Ce 27 septembre, Régis Debray était au premier rang de l’enterrement, aux côtés de la famille. Contacté pour évoquer cette journée, l’écrivain a envoyé M Le magazine du Monde sur les roses. Il n’est pas le seul, loin de là, à avoir décliné plus ou moins poliment l’invitation à se remémorer. Combien de silences radio, de refus, de dénégations, d’amnésies ou d’alibis ? « Je n’y étais pas », « Je ne m’en souviens plus », « C’est si loin tout ça », « Je ne pourrais pas vous aider », « J’étais en voyage », « Quel intérêt ? »… Certains parce qu’ils refusent de regarder cette image figée de ce qu’ils étaient à l’époque, eux qui ont tant changé. D’autres, malgré l’autorité de la chose jugée, parce qu’ils ont vu s’épaissir l’ombre du soupçon sur le meurtre des pharmaciennes.

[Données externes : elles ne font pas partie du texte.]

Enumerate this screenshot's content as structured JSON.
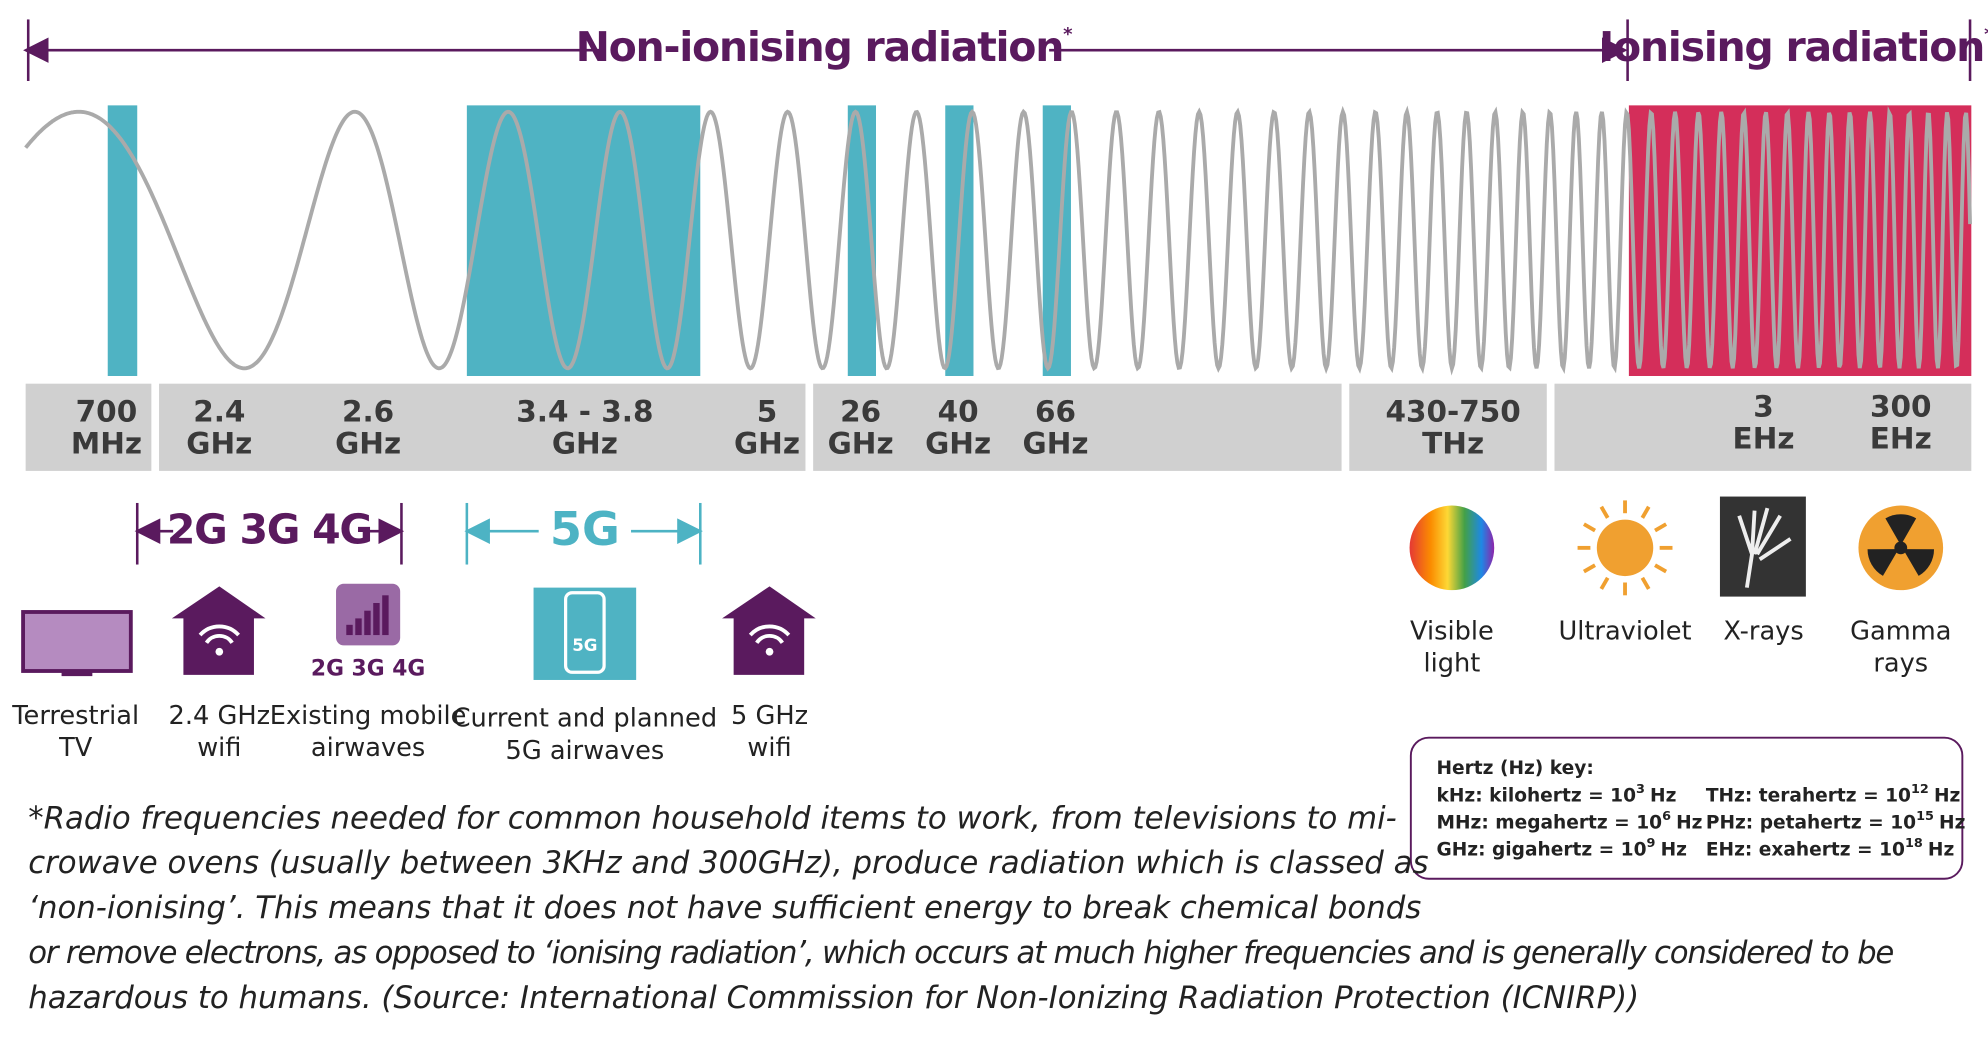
{
  "header": {
    "non_ionising": {
      "text": "Non-ionising radiation",
      "mark": "*"
    },
    "ionising": {
      "text": "Ionising radiation",
      "mark": "*"
    }
  },
  "frequencies": [
    {
      "value": "700",
      "unit": "MHz"
    },
    {
      "value": "2.4",
      "unit": "GHz"
    },
    {
      "value": "2.6",
      "unit": "GHz"
    },
    {
      "value": "3.4 - 3.8",
      "unit": "GHz"
    },
    {
      "value": "5",
      "unit": "GHz"
    },
    {
      "value": "26",
      "unit": "GHz"
    },
    {
      "value": "40",
      "unit": "GHz"
    },
    {
      "value": "66",
      "unit": "GHz"
    },
    {
      "value": "430-750",
      "unit": "THz"
    },
    {
      "value": "3",
      "unit": "EHz"
    },
    {
      "value": "300",
      "unit": "EHz"
    }
  ],
  "bands": {
    "legacy": "2G 3G 4G",
    "fiveg": "5G"
  },
  "icon_texts": {
    "mobile": "2G 3G 4G",
    "phone": "5G"
  },
  "uses": [
    {
      "lines": [
        "Terrestrial",
        "TV"
      ]
    },
    {
      "lines": [
        "2.4 GHz",
        "wifi"
      ]
    },
    {
      "lines": [
        "Existing mobile",
        "airwaves"
      ]
    },
    {
      "lines": [
        "Current and planned",
        "5G airwaves"
      ]
    },
    {
      "lines": [
        "5 GHz",
        "wifi"
      ]
    }
  ],
  "spectrum": [
    {
      "lines": [
        "Visible",
        "light"
      ]
    },
    {
      "lines": [
        "Ultraviolet"
      ]
    },
    {
      "lines": [
        "X-rays"
      ]
    },
    {
      "lines": [
        "Gamma",
        "rays"
      ]
    }
  ],
  "key": {
    "title": "Hertz (Hz) key:",
    "items": [
      {
        "text": "kHz: kilohertz = 10",
        "exp": "3",
        "unit": "Hz"
      },
      {
        "text": "MHz: megahertz = 10",
        "exp": "6",
        "unit": "Hz"
      },
      {
        "text": "GHz: gigahertz = 10",
        "exp": "9",
        "unit": "Hz"
      },
      {
        "text": "THz: terahertz = 10",
        "exp": "12",
        "unit": "Hz"
      },
      {
        "text": "PHz: petahertz = 10",
        "exp": "15",
        "unit": "Hz"
      },
      {
        "text": "EHz: exahertz = 10",
        "exp": "18",
        "unit": "Hz"
      }
    ]
  },
  "footnote": [
    "*Radio frequencies needed for common household items to work, from televisions to mi-",
    "crowave ovens (usually between 3KHz and 300GHz), produce radiation which is classed as",
    "‘non-ionising’. This means that it does not have sufficient energy to break chemical bonds",
    "or remove electrons, as opposed to ‘ionising radiation’, which occurs at much higher frequencies and is generally considered to be",
    "hazardous to humans. (Source: International Commission for Non-Ionizing Radiation Protection (ICNIRP))"
  ]
}
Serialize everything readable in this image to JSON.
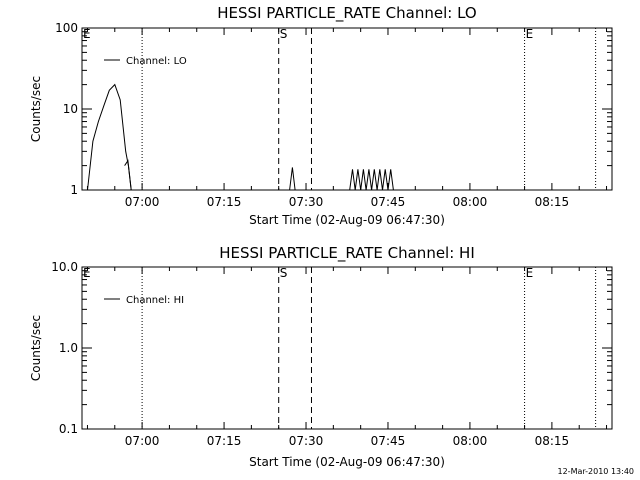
{
  "footer": {
    "timestamp": "12-Mar-2010 13:40"
  },
  "chart_data": [
    {
      "type": "line",
      "title": "HESSI PARTICLE_RATE Channel: LO",
      "xlabel": "Start Time (02-Aug-09 06:47:30)",
      "ylabel": "Counts/sec",
      "yscale": "log",
      "ylim": [
        1,
        100
      ],
      "xlim": [
        "06:49",
        "08:26"
      ],
      "x_ticks": [
        "07:00",
        "07:15",
        "07:30",
        "07:45",
        "08:00",
        "08:15"
      ],
      "y_ticks": [
        "1",
        "10",
        "100"
      ],
      "legend": {
        "placement": "top-left",
        "entries": [
          "Channel: LO"
        ]
      },
      "markers": [
        {
          "label": "E",
          "time": "06:49",
          "style": "none"
        },
        {
          "label": "",
          "time": "07:00",
          "style": "dotted"
        },
        {
          "label": "S",
          "time": "07:25",
          "style": "dashed"
        },
        {
          "label": "",
          "time": "07:31",
          "style": "dashed"
        },
        {
          "label": "E",
          "time": "08:10",
          "style": "dotted"
        },
        {
          "label": "",
          "time": "08:23",
          "style": "dotted"
        }
      ],
      "series": [
        {
          "name": "Channel: LO",
          "segments": [
            {
              "x": [
                "06:50",
                "06:51",
                "06:52",
                "06:53",
                "06:54",
                "06:55",
                "06:56",
                "06:57",
                "06:57.5",
                "06:58"
              ],
              "y": [
                1,
                4,
                7,
                11,
                17,
                20,
                13,
                3,
                2,
                1
              ]
            },
            {
              "x": [
                "06:56.8",
                "06:57.4",
                "06:58"
              ],
              "y": [
                2,
                2.3,
                1
              ]
            },
            {
              "x": [
                "07:27",
                "07:27.5",
                "07:28"
              ],
              "y": [
                1,
                1.9,
                1
              ]
            },
            {
              "x": [
                "07:38",
                "07:38.5",
                "07:39",
                "07:39.5",
                "07:40",
                "07:40.5",
                "07:41",
                "07:41.5",
                "07:42",
                "07:42.5",
                "07:43",
                "07:43.5",
                "07:44",
                "07:44.5",
                "07:45",
                "07:45.5",
                "07:46"
              ],
              "y": [
                1,
                1.8,
                1,
                1.8,
                1,
                1.8,
                1,
                1.8,
                1,
                1.8,
                1,
                1.8,
                1,
                1.8,
                1,
                1.8,
                1
              ]
            }
          ]
        }
      ]
    },
    {
      "type": "line",
      "title": "HESSI PARTICLE_RATE Channel: HI",
      "xlabel": "Start Time (02-Aug-09 06:47:30)",
      "ylabel": "Counts/sec",
      "yscale": "log",
      "ylim": [
        0.1,
        10.0
      ],
      "xlim": [
        "06:49",
        "08:26"
      ],
      "x_ticks": [
        "07:00",
        "07:15",
        "07:30",
        "07:45",
        "08:00",
        "08:15"
      ],
      "y_ticks": [
        "0.1",
        "1.0",
        "10.0"
      ],
      "legend": {
        "placement": "top-left",
        "entries": [
          "Channel: HI"
        ]
      },
      "markers": [
        {
          "label": "E",
          "time": "06:49",
          "style": "none"
        },
        {
          "label": "",
          "time": "07:00",
          "style": "dotted"
        },
        {
          "label": "S",
          "time": "07:25",
          "style": "dashed"
        },
        {
          "label": "",
          "time": "07:31",
          "style": "dashed"
        },
        {
          "label": "E",
          "time": "08:10",
          "style": "dotted"
        },
        {
          "label": "",
          "time": "08:23",
          "style": "dotted"
        }
      ],
      "series": [
        {
          "name": "Channel: HI",
          "segments": []
        }
      ]
    }
  ]
}
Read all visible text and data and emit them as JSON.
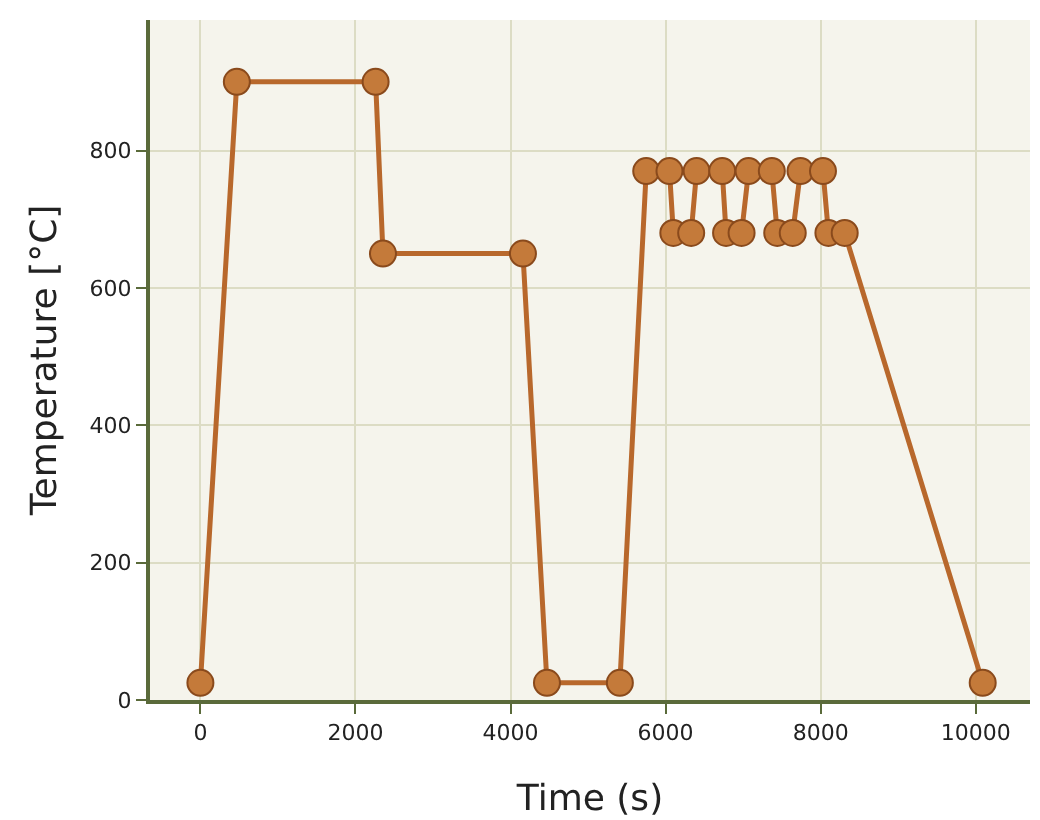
{
  "chart_data": {
    "type": "line",
    "xlabel": "Time (s)",
    "ylabel": "Temperature [°C]",
    "x": [
      0,
      470,
      2260,
      2355,
      4160,
      4470,
      5410,
      5750,
      6050,
      6100,
      6330,
      6400,
      6730,
      6780,
      6980,
      7070,
      7370,
      7440,
      7640,
      7740,
      8030,
      8100,
      8310,
      10090
    ],
    "series": [
      {
        "color": "#b8682c",
        "values": [
          25,
          900,
          900,
          650,
          650,
          25,
          25,
          770,
          770,
          680,
          680,
          770,
          770,
          680,
          680,
          770,
          770,
          680,
          680,
          770,
          770,
          680,
          680,
          25
        ]
      }
    ],
    "xlim": [
      -650,
      10700
    ],
    "xticks": [
      0,
      2000,
      4000,
      6000,
      8000,
      10000
    ],
    "ylim": [
      0,
      990
    ],
    "yticks": [
      0,
      200,
      400,
      600,
      800
    ],
    "grid": true,
    "marker": "circle",
    "line_style": "solid"
  }
}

Les années et les enquêtes ont fait vaciller les alibis et balayé les certitudes. Et s’il avait vraiment tué les malheureuses femmes ? Et s’il nous avait bernés ?

« Le premier sentiment a été celui d’une injustice terrible. On avait tué un héros. Les doutes sont venus après », résume Catherine Clément. Ces affreux doutes, ils saisissaient déjà nombre des gens présents dans le cortège. Pierre Goldman avait publié, en 1977, L’ordinaire mésaventure d’Archibald Rapoport (Julliard), un roman où il se mettait en scène en meurtrier… Coup de pied de l’âne pour ceux qui s’étaient mouillés pour le défendre et prenaient déjà leurs distances. Les désertions vont s’amplifier avec le temps.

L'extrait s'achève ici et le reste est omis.